Closed JulienLamour closed 1 year ago
@JulienLamour I am somewhat indifferent but I do think any final prepared data should/could be in .csv format. The intermediate files could stay as Rdata. Why Rdata is nice is that they are fast to load and they can be multi-dimensional
Long term sqlite is probably a better way to contain all prepared data but no need to do that yet.
I've also messed around with fst files in the past: https://github.com/fstpackage/fst/
Its a nice package and definitely shrinks and speeds dataframe operations.
I support having csv as the final data product format. As far as I know it's the most universal.
Ok, I ll add a "curated dataset" folder where we maintain the finished overall database in the form of several csv (the same as in the data curation pdf that I showed you). I ll keep the Rdata as intermediate files.

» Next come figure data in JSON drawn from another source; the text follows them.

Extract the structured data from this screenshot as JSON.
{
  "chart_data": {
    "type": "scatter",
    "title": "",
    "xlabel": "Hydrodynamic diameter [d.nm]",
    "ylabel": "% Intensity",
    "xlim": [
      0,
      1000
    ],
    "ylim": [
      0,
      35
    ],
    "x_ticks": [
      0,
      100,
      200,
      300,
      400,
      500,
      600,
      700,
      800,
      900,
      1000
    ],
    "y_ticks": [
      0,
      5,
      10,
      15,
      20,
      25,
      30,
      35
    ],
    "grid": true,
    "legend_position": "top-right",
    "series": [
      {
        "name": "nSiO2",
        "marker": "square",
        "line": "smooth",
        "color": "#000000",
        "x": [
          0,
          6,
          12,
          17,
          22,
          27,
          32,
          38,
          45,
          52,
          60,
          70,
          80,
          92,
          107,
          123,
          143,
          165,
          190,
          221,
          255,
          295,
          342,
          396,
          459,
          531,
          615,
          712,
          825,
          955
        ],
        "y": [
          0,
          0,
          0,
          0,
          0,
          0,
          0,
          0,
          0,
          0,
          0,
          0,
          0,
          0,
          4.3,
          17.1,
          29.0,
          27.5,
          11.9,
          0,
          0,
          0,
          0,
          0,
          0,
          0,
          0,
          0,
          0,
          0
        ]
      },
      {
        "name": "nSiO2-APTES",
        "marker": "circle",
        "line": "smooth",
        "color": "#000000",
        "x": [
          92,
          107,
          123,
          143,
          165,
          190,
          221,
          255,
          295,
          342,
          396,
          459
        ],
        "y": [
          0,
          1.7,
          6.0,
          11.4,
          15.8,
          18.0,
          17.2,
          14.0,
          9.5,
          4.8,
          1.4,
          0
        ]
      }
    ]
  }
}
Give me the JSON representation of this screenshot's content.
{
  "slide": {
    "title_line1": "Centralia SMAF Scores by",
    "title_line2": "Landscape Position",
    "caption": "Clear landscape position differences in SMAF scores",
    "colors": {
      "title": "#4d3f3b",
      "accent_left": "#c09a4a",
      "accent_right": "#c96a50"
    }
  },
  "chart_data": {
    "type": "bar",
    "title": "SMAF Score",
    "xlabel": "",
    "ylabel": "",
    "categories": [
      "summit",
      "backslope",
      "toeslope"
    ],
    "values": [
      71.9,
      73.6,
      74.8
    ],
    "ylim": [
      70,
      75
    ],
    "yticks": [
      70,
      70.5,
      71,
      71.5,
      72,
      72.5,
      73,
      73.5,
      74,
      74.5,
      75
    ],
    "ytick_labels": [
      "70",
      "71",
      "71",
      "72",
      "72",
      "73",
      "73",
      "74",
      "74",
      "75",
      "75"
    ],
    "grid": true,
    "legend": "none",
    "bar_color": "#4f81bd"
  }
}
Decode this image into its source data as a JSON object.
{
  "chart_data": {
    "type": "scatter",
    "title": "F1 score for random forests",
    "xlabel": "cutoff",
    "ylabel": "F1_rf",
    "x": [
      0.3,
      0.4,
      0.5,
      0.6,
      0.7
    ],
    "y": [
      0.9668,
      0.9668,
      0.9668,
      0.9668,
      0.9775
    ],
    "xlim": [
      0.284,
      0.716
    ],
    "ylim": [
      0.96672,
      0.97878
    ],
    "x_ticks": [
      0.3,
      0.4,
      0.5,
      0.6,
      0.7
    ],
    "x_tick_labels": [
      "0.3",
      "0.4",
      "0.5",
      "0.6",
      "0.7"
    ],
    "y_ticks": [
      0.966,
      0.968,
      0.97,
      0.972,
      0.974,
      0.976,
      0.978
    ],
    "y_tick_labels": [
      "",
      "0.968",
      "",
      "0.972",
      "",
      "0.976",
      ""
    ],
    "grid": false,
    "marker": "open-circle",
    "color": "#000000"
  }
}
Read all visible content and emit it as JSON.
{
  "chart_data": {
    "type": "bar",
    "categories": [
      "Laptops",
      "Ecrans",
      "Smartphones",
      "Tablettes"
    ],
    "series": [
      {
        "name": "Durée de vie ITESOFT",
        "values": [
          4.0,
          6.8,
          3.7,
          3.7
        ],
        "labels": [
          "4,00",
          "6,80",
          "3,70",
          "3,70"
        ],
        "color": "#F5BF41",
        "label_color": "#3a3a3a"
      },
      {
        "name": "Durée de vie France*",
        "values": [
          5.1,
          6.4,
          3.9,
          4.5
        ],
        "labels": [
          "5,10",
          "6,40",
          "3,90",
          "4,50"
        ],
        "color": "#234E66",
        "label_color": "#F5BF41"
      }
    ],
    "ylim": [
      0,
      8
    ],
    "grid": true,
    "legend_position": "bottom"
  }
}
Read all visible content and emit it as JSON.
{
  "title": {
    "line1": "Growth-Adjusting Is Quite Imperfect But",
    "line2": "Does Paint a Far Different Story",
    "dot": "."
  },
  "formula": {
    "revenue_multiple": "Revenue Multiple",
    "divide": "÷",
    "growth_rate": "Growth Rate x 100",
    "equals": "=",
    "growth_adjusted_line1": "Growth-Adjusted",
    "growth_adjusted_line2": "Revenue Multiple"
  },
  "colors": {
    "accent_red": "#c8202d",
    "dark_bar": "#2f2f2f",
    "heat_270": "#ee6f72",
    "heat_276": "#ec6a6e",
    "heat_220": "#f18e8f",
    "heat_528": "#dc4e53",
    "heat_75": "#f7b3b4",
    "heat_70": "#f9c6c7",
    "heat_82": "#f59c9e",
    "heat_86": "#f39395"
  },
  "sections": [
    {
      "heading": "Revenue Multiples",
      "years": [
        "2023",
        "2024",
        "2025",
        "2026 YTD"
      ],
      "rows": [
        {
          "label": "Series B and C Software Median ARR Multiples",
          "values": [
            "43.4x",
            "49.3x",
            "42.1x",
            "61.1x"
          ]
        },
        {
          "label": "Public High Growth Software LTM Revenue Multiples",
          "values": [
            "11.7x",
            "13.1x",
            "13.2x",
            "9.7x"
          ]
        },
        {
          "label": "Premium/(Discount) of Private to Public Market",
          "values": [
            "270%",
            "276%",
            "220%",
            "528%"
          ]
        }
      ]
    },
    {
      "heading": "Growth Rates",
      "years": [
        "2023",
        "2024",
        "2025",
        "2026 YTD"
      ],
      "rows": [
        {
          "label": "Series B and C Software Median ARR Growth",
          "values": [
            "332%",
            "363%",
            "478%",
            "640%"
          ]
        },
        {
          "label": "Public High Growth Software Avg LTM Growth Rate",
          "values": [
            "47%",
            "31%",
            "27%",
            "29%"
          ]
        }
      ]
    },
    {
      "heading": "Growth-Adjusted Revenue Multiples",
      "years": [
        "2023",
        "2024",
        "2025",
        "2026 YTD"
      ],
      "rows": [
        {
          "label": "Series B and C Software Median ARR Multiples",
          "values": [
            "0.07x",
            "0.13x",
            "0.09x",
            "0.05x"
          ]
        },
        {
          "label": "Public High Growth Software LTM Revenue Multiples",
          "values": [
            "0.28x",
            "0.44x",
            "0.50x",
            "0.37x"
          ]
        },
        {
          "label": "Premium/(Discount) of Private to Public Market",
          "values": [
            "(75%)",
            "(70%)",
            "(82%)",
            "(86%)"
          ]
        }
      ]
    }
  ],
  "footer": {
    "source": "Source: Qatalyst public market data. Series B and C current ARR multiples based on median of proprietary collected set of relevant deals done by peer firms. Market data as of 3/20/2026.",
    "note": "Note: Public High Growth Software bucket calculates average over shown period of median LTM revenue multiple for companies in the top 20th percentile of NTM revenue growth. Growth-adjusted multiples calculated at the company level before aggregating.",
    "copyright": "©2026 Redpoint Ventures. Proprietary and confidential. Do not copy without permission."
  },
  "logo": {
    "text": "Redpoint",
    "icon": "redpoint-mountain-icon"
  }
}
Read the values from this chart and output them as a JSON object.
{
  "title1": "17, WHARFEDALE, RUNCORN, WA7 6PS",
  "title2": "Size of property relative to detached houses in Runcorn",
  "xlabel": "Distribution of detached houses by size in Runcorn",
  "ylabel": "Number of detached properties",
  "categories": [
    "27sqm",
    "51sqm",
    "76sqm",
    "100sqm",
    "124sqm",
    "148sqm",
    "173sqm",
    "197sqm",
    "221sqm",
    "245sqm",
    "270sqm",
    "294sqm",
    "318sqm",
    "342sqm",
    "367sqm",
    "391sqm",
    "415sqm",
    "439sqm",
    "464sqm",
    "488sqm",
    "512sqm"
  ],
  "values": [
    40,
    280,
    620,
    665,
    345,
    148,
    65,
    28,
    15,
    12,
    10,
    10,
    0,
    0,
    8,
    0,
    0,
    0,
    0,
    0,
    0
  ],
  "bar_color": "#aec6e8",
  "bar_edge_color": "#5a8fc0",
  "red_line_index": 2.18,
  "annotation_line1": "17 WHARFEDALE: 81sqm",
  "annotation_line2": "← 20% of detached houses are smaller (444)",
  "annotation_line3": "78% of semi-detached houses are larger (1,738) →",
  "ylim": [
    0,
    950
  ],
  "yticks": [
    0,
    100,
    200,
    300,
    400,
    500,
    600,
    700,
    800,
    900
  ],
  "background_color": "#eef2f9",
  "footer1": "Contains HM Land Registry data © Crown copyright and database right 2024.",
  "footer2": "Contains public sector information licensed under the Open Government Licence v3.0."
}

@regnans I agree, very universal. I think for the intermediate we dont need to do that since it could then lead to increasing the number of files because instead of embedding multiple dataframes and data types in one file, we would then have a CSV for each. But in terms of the final gasex dataset and final spectra dataset, the files users will use, it should be csv - though they are more "expensive" (size, speed) than other formats (e.g. fst)
For sure. Only final products need be csv, no need to "export" intermediate products.
Hey Shawn @serbinsh ,
As you know, to start I used the Rdata format as intermediate outputs of the pipeline for each dataset. Before starting to curate everything in a hopefully final and stable state, maybe we should consider using .csv instead. What do you think?